Le président de l’UEFA, Aleksander Ceferin, a confirmé qu’il ne se présentera pas à l’élection présidentielle de la FIFA prévue pour mars 2027, excluant ainsi tout duel avec Gianni Infantino.
Ceferin exclut la candidature à la FIFA
Dans le podcast britannique The Rest is Politics, le Slovène de 58 ans a déclaré : « Je ne suis pas intéressé par la présidence de la FIFA », ajoutant que sa crédibilité d’opposant à Infantino resterait intacte tant qu’il ne viserait pas le poste.
Il a précisé vouloir profiter de sa vie après son mandat qui se clôturera en 2027, tout en soulignant son attachement à l’UEFA et aux projets en cours.

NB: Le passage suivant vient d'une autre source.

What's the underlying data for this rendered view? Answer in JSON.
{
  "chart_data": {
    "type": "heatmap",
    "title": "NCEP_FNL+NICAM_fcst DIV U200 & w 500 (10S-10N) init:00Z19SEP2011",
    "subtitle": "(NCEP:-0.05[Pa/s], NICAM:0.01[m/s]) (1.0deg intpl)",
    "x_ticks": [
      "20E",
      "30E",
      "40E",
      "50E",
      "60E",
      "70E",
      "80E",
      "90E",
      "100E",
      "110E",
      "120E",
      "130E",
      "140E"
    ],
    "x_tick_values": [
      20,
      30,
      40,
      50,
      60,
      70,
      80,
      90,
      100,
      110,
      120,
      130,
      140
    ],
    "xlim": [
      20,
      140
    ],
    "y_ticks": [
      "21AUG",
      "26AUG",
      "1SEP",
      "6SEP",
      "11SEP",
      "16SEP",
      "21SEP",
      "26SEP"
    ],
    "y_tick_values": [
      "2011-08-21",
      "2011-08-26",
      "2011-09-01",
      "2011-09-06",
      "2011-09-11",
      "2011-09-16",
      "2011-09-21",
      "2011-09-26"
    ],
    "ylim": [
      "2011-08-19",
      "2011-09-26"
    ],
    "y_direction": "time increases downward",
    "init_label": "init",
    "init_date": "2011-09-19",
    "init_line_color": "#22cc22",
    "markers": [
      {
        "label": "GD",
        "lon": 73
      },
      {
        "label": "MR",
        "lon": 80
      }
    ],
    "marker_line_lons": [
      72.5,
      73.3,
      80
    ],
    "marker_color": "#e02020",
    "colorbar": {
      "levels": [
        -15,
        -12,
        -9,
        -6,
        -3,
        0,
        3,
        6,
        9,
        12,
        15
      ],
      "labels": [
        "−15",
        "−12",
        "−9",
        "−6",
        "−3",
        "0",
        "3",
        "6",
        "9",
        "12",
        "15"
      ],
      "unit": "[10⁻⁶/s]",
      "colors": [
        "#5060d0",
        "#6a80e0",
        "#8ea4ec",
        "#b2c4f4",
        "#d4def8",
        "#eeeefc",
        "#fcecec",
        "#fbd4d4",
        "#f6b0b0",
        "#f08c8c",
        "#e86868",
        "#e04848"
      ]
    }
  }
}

Contexte de la crise autour d’Infantino
Le président de la FIFA fait face à un revirement après l’échec et le retrait de son ambitieux plan d’ouverture du giron mondial à des investisseurs privés, un projet qui avait déclenché une forte opposition parmi les confédérations.
Infantino a récemment convoqué une réunion de crise à Rabat, où la direction de la FIFA a exprimé son « plein soutien » tout en présentant des excuses pour la polémique suscitée.
Réactions des confédérations continentales
Alors que l’UEFA a annoncé un boycott potentiel de toutes les compétitions mondiales, y compris la Coupe du monde, la Concacaf envisage de proposer son président, Victor Montagliani, comme candidat de l’opposition.
L’AFC asiatique et la CAF ont, respectivement, exprimé un soutien unanime à Infantino, rappelant la division qui se creuse entre les instances continentales.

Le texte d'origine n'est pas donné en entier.